Friday, April 30, 2010 12:00 AM | Printer friendly version Printer friendly version | E-mail to a friend E-mail to a friend |



The old town well, tucked in a corner of the Rowan Public Library site, still has a granite cap from one of its incarnations and parts of a forged iron assembly used to lift and lower buckets for water. Photo by Mark Wineka, Salisbury Post
Kenneth Robinson, director of public archaeology at Wake Forest University, speaks Thursday with Historic Salisbury Foundation director Jack Thomson. Photo by Mark Wineka, Salisbury Post.
Wake Forest University archaeologist Kenneth Robinson and student assistant Mary Kate Wagner marked out a grid over which they would use ground-penetrating radar next to the well. Photo by Mark Wineka, Salisbury Post
Jack Thomson, left, Mary Kate Wagner and Kenneth Robinson peer down the hole of the old town well, which still has a depth of about 10 feet to where it has been filled in. Photo by Mark Wineka, Salisbury Post

By Mark Wineka

mwineka@salisburypost.com

Rowan Public Library has called in archaeological help from Wake Forest University to determine where the original structure may have been positioned that covered the 250-year-old well on its site.

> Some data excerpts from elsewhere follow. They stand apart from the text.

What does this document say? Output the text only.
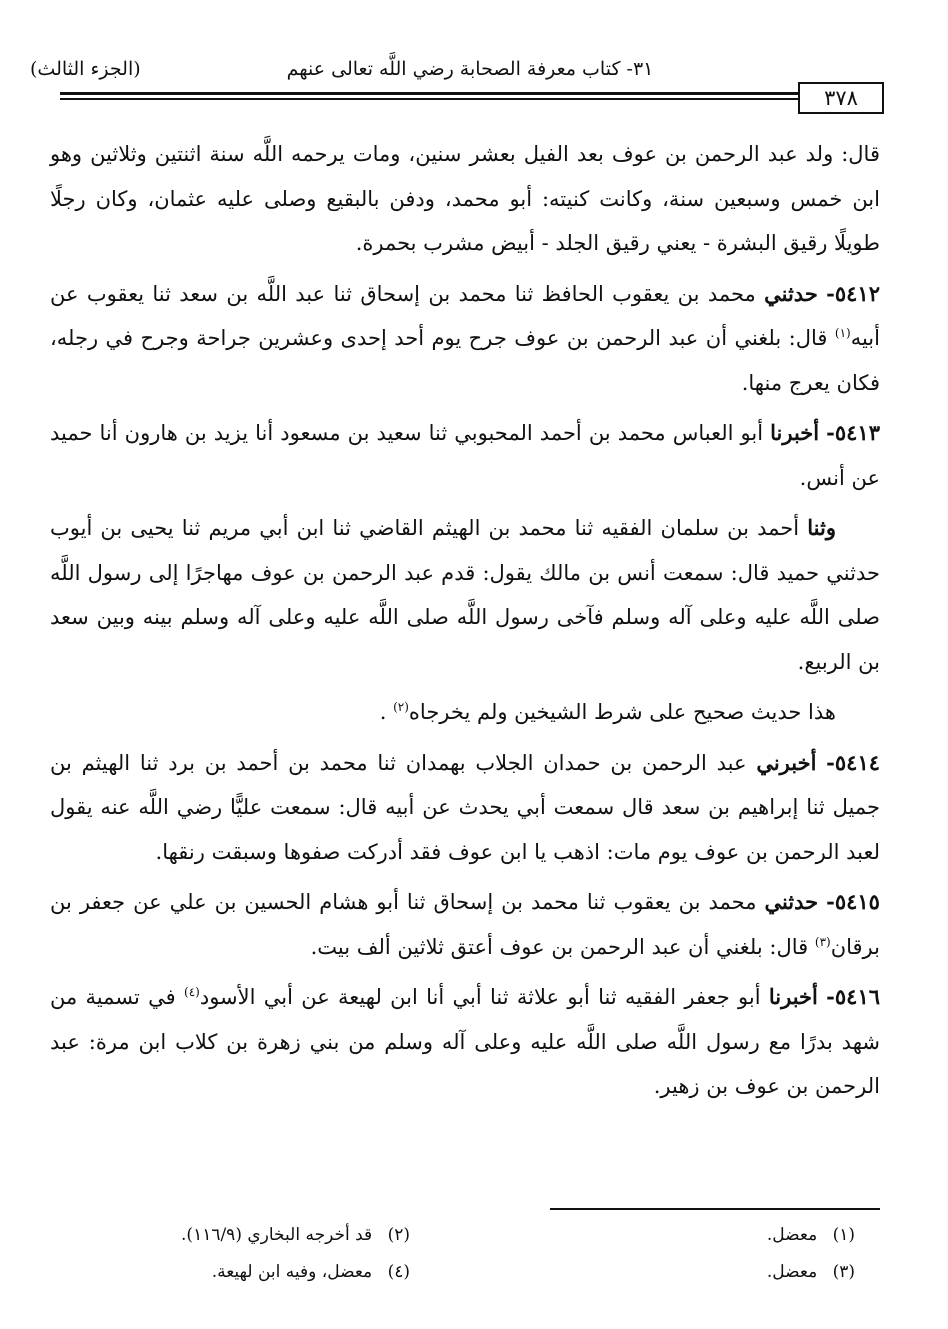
(الجزء الثالث)	٣١- كتاب معرفة الصحابة رضي اللَّه تعالى عنهم
٣٧٨

قال: ولد عبد الرحمن بن عوف بعد الفيل بعشر سنين، ومات يرحمه اللَّه سنة اثنتين وثلاثين وهو ابن خمس وسبعين سنة، وكانت كنيته: أبو محمد، ودفن بالبقيع وصلى عليه عثمان، وكان رجلًا طويلًا رقيق البشرة - يعني رقيق الجلد - أبيض مشرب بحمرة.

٥٤١٢- حدثني محمد بن يعقوب الحافظ ثنا محمد بن إسحاق ثنا عبد اللَّه بن سعد ثنا يعقوب عن أبيه$^{(١)}$ قال: بلغني أن عبد الرحمن بن عوف جرح يوم أحد إحدى وعشرين جراحة وجرح في رجله، فكان يعرج منها.

٥٤١٣- أخبرنا أبو العباس محمد بن أحمد المحبوبي ثنا سعيد بن مسعود أنا يزيد بن هارون أنا حميد عن أنس.

وثنا أحمد بن سلمان الفقيه ثنا محمد بن الهيثم القاضي ثنا ابن أبي مريم ثنا يحيى بن أيوب حدثني حميد قال: سمعت أنس بن مالك يقول: قدم عبد الرحمن بن عوف مهاجرًا إلى رسول اللَّه صلى اللَّه عليه وعلى آله وسلم فآخى رسول اللَّه صلى اللَّه عليه وعلى آله وسلم بينه وبين سعد بن الربيع.

هذا حديث صحيح على شرط الشيخين ولم يخرجاه$^{(٢)}$ .

٥٤١٤- أخبرني عبد الرحمن بن حمدان الجلاب بهمدان ثنا محمد بن أحمد بن برد ثنا الهيثم بن جميل ثنا إبراهيم بن سعد قال سمعت أبي يحدث عن أبيه قال: سمعت عليًّا رضي اللَّه عنه يقول لعبد الرحمن بن عوف يوم مات: اذهب يا ابن عوف فقد أدركت صفوها وسبقت رنقها.

٥٤١٥- حدثني محمد بن يعقوب ثنا محمد بن إسحاق ثنا أبو هشام الحسين بن علي عن جعفر بن برقان$^{(٣)}$ قال: بلغني أن عبد الرحمن بن عوف أعتق ثلاثين ألف بيت.

٥٤١٦- أخبرنا أبو جعفر الفقيه ثنا أبو علاثة ثنا أبي أنا ابن لهيعة عن أبي الأسود$^{(٤)}$ في تسمية من شهد بدرًا مع رسول اللَّه صلى اللَّه عليه وعلى آله وسلم من بني زهرة بن كلاب ابن مرة: عبد الرحمن بن عوف بن زهير.

(١) معضل.
(٢) قد أخرجه البخاري (١١٦/٩).
(٣) معضل.
(٤) معضل، وفيه ابن لهيعة.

Kenneth Robinson, director of public archaeology at Wake Forest, set out grids next to the well Thursday and used ground-penetrating radar to measure various levels of compaction in the soil, possibly indicating where the posts were located for the original cover.

Find those post holes, and the library will have the dimensions of that first structure.

The data collected through the radar device Thursday will be taken back to the university for processing, analyzing and creating a map.

Robinson and his student assistant, Mary Kate Wagner, plan to return next Wednesday for an excavation of the site that should provide even better information.

Robinson said Thursday the radar was a "good, preliminary way" to find where the posts were, besides giving clues to the location of other things. Often, these town wells had aprons next to them of brick paving or pottery shards in the highest-traveled and wettest areas.

The radar shows anomalies in the soil, and the old postholes would be a type of anomaly.

The digging of a posthole disturbed the natural soil, and when it was pulled out, the fill would be of a different color and compaction. Sometimes even artifacts are found in those holes.

Thanks to an anonymous donor, the library was able to call in Robinson.

It eventually will rely on experts and timber framers at Old Salem to construct a well cover from the Federal period that would most likely be close to what residents saw in the late 1700s and early 1800s.

The well is a significant part of Salisbury's early history.

Lord Cornwallis and his British troops camped near the well and surely refreshed themselves with water from it.

A young Andrew Jackson also drank from the well, considering he practiced law in Judge Spruce Macay's office less than a stone's throw away. Jackson later would become the country's seventh president.

This well would be about the only thing Jackson would be familiar with today.

In Salisbury's early days, residents and visitors often relied on street wells scattered throughout the town.

The well on the library site apparently provided water through the 19th century and until Salisbury's municipal system was in place.

"I bet you Daniel Boone drank out of it," Rowan Public Library Director Jeff Hall said, noting how close Boone's Salisbury business dealings would have brought him to the well.

Hall said the well also had to be "a major watering spot" for people traveling on the Great Wagon Road through Salisbury.

The street wells commonly employed a rope, bucket and windlass system.

This one has long been closed with brick walls and a granite top, which probably was from its last days of use. Imbedded in the granite are forged iron remnants of the windlass system (with crank).

The well hole goes down about 10 feet and currently is filled with some trash.

The late Rowan County historian James S. Brawley often argued that the "Jackson Well" should be restored and put back into working order.

"An undertaking of this kind would be one more great tourist attraction for this colonial city so rich in history," Brawley wrote in 1962.

Historic Salisbury Foundation is helping the library with the project, even lining up a backhoe that will be used in the dig next week.

The well is thought to date back to around 1760.

Hall said a second well covering was of a Victorian vintage (indicated on 1896 Sanborn maps). the library also has good photographic evidence of former covers.

Hall guesses the original covering would have been about 14- by-14 feet with a pyramid-shaped roof. A more elaborate example of the Federal-styled structure can be found in Williamsburg, Va., he said.